Bart De Wever a regretté les tensions qui existent entre certains partis francophones, rendant la situation "impossible". 


Le président des nationalistes flamands était présent ce mardi 11 février à l'inauguration de la Maison de France à Anvers, "un lieu pour fédérer les forces vives de la francophonie anversoise". Si Bart De Wever a tout d'abord refusé de s'exprimer sur les négociations fédérales, il a très vite changé d'avis. Revenant sur la prolongation de la mission de Koens Geens afin de creuser la piste d'une majorité alliant PS et N-VA, le bourgmestre d'Anvers a regretté les propos tenus par certaines formations politiques. "Je constate qu'il y a des partis qui s'expriment chaque jour pour dire que ce n'est pas possible, je le regrette, a déclaré le leader de la N-VA au micro de RTL. C'est mieux de travailler en discrétion et de voir ce qui est vraiment possible ou pas".
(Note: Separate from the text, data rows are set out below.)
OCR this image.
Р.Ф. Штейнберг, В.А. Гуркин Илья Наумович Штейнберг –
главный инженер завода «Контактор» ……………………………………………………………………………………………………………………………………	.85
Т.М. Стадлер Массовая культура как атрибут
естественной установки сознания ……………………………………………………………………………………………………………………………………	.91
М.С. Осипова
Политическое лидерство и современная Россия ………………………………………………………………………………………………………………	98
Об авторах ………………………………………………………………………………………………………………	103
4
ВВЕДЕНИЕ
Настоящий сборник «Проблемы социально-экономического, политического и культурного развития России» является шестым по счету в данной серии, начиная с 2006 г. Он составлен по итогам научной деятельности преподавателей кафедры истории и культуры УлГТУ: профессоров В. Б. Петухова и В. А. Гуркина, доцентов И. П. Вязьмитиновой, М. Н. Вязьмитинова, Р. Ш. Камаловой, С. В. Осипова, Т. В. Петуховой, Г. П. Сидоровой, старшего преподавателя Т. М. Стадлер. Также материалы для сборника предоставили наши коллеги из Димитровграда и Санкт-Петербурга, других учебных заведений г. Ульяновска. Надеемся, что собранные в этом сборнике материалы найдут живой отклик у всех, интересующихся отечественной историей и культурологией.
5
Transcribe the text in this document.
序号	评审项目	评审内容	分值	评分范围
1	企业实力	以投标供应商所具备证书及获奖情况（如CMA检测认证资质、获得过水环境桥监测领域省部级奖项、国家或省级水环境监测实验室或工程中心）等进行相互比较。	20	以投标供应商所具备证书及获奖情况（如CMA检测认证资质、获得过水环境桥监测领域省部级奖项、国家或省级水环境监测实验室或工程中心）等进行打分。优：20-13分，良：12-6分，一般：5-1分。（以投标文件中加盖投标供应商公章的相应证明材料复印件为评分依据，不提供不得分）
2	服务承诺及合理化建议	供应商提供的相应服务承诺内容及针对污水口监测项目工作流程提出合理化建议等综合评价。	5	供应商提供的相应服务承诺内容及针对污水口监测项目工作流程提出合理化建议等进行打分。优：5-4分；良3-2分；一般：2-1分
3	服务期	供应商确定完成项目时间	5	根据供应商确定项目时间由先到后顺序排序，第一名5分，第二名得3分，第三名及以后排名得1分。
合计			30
"Je trouve ça vraiment stupide de dire à la presse quels pourraient être les points communs pour un accord de gouvernement entre la N-VA et les socialistes", a-t-il encore ajouté. 

"Cela rend ce pays ingouvernable"

Le nationaliste flamand s'est montré très pessimiste quant à la suite des négociations, voire quant à l'avenir fédéral de la Belgique. "Je pense que le fait que la Flandre ait voté à droite et la Wallonie à gauche, voire à l’extrême gauche, rend ce pays ingouvernable", a estimé Bart De Wever. 

Pour le bourgmestre d'Anvers, le blocage politique vient non seulement de cette situation compliquée mais découle également du comportement de certains partis francophones. "Trouver un compromis c'est déjà très compliqué, mais si on ajoute encore les tensions qui existent entre les partis francophones pour l'instant, notamment entre le MR et le PS, ça devient hyper compliqué, voire impossible", a-t-il conclu.